O pré-candidato à Presidência Flávio Bolsonaro (PL-RJ) negou a um banqueiro influente que mantinha contato com o fundador do Banco Master, Daniel Vorcaro. Dias depois, porém, o noticiário comprovou o contrário. Então, o senador tentou novo contato para esclarecer o caso, mas não foi recebido pelo banqueiro.
Flávio e este grande nome do mercado conversaram ao menos duas vezes depois que Vorcaro foi preso. Ciente da extensa rede de influência do ex-Master, o banqueiro foi direto na pergunta para entender se havia risco de aparecer algum elo entre o filho do ex-presidente Jair Bolsonaro e o autor da maior fraude financeira do Brasil.
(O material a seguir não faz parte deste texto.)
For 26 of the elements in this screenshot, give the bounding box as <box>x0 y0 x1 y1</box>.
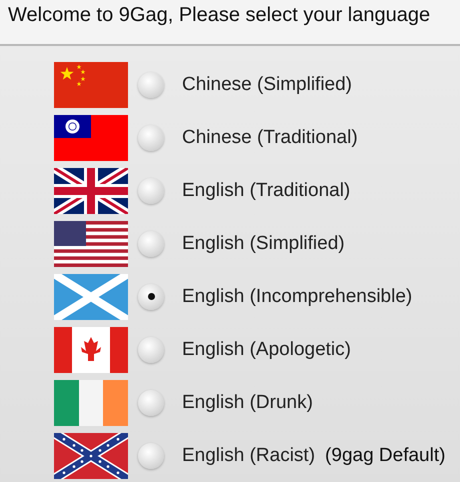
flag-icon <box>54 380 128 426</box>
radio-button[interactable] <box>138 178 164 204</box>
radio-button[interactable] <box>138 390 164 416</box>
language-label[interactable]: English (Drunk) <box>182 392 313 414</box>
radio-button[interactable] <box>138 230 164 256</box>
language-label[interactable]: English (Racist) <box>182 444 316 466</box>
flag-icon <box>54 168 128 214</box>
language-label[interactable]: English (Traditional) <box>182 180 350 202</box>
flag-icon <box>54 432 128 478</box>
language-label[interactable]: English (Incomprehensible) <box>182 286 412 308</box>
flag-icon <box>54 326 128 372</box>
default-note: (9gag Default) <box>325 444 446 466</box>
flag-icon <box>54 274 128 320</box>
radio-button[interactable] <box>138 72 164 98</box>
language-label[interactable]: English (Apologetic) <box>182 338 351 360</box>
language-label[interactable]: Chinese (Simplified) <box>182 74 352 96</box>
flag-icon <box>54 220 128 266</box>
radio-button[interactable] <box>138 442 164 468</box>
language-label[interactable]: English (Simplified) <box>182 232 345 254</box>
language-label[interactable]: Chinese (Traditional) <box>182 126 358 148</box>
flag-icon <box>54 62 128 108</box>
radio-button[interactable] <box>138 124 164 150</box>
radio-button[interactable] <box>138 284 164 310</box>
header-title: Welcome to 9Gag, Please select your language <box>8 4 430 27</box>
radio-button[interactable] <box>138 336 164 362</box>
flag-icon <box>54 114 128 160</box>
Ao negar a ligação com Vorcaro, o senador tranquilizou o banqueiro.
Dias depois, porém, o site The Intercept Brasil divulgou um áudio em que Flávio cobra parcelas atrasadas de Vorcaro para pagar custos do filme “Dark Horse”, um longa inspirado na vida de seu pai.
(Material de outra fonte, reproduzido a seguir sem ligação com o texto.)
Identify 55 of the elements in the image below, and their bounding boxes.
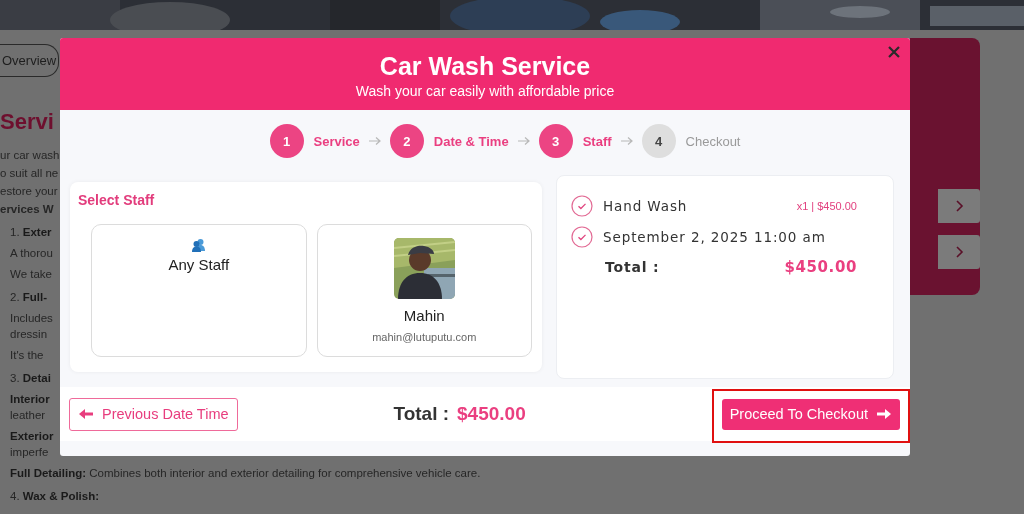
close-icon [888, 46, 900, 58]
body-text: o suit all ne [0, 166, 59, 181]
body-text: Interior [10, 392, 50, 407]
arrow-right-icon [367, 136, 382, 146]
arrow-right-icon [516, 136, 531, 146]
body-text: dressin [10, 327, 48, 342]
body-text: imperfe [10, 445, 49, 460]
staff-card[interactable]: Any Staff [91, 224, 307, 357]
arrow-right-icon [876, 409, 891, 419]
body-text: leather [10, 408, 46, 423]
checkout-button[interactable]: Proceed To Checkout [721, 398, 900, 430]
chevron-button[interactable] [938, 189, 980, 223]
body-text: estore your [0, 184, 58, 199]
total-amount: $450.00 [784, 258, 857, 276]
check-circle-icon [571, 194, 593, 217]
check-circle-icon [571, 225, 593, 248]
body-text: ur car wash [0, 148, 60, 163]
overview-tab[interactable]: Overview [0, 44, 60, 77]
body-text: It's the [10, 348, 44, 363]
staff-name: Any Staff [168, 256, 230, 273]
list-item-text: 4. Wax & Polish: [10, 489, 100, 504]
step-tab[interactable]: 2 Date & Time [389, 124, 509, 158]
section-heading: Servi [0, 109, 54, 135]
total-label: Total : [393, 403, 450, 425]
panel-title: Select Staff [78, 192, 156, 208]
body-text: We take [10, 267, 52, 282]
body-text: Includes [10, 311, 53, 326]
modal-subtitle: Wash your car easily with affordable price [355, 82, 615, 99]
staff-card[interactable]: Mahin mahin@lutuputu.com [316, 224, 532, 357]
close-button[interactable] [886, 44, 902, 60]
chevron-right-icon [954, 246, 964, 258]
step-tab[interactable]: 4 Checkout [641, 124, 741, 158]
step-tab[interactable]: 1 Service [269, 124, 360, 158]
body-text: ervices W [0, 202, 54, 217]
arrow-right-icon [619, 136, 634, 146]
body-text: Exterior [10, 429, 54, 444]
total-amount: $450.00 [457, 403, 526, 425]
staff-email: mahin@lutuputu.com [372, 331, 477, 343]
chevron-button[interactable] [938, 235, 980, 269]
staff-name: Mahin [403, 307, 445, 324]
arrow-left-icon [79, 409, 94, 419]
users-icon [191, 238, 207, 252]
list-item-text: 1. Exter [10, 225, 52, 240]
summary-item: Hand Wash [603, 197, 688, 214]
list-item-text: 3. Detai [10, 371, 51, 386]
body-text: Full Detailing: Combines both interior and exterior detailing for comprehensive vehicle care. [10, 466, 481, 481]
modal-title: Car Wash Service [379, 51, 591, 81]
chevron-right-icon [954, 200, 964, 212]
body-text: A thorou [10, 246, 53, 261]
item-price: x1 | $450.00 [796, 199, 857, 212]
summary-item: September 2, 2025 11:00 am [603, 228, 826, 245]
previous-button[interactable]: Previous Date Time [69, 397, 238, 431]
step-tab[interactable]: 3 Staff [538, 124, 612, 158]
total-label: Total : [605, 259, 660, 275]
list-item-text: 2. Full- [10, 290, 48, 305]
Sob o impacto da notícia, Flávio tentou se encontrar novamente com o player para se explicar e tentar uma aproximação. O encontro, porém, não aconteceu.
O banqueiro argumentou que teve de viajar justamente nos dias em que o presidenciável esteve em São Paulo para tentar se aproximar do mercado financeiro.
Crise de confiança
Nos bastidores da Faria Lima, a avaliação corrente é de que Flávio enfrenta hoje uma espécie de “dupla camada de toxicidade” e sofre de um isolamento que é contaminado pela investigação da Polícia Federal e o histórico do Master.
A primeira camada de contágio é eminentemente política. Estar associado a Daniel Vorcaro é ser vinculado ao epicentro de um dos maiores escândalos corporativos da história brasileira.
No mercado financeiro, os áudios e o encontro entre os dois geraram efeito radioativo para a imagem pública do senador. Para muitos, qualquer um posicionado na órbita Vorcaro/Master acaba sofrendo os efeitos da contaminação por proximidade.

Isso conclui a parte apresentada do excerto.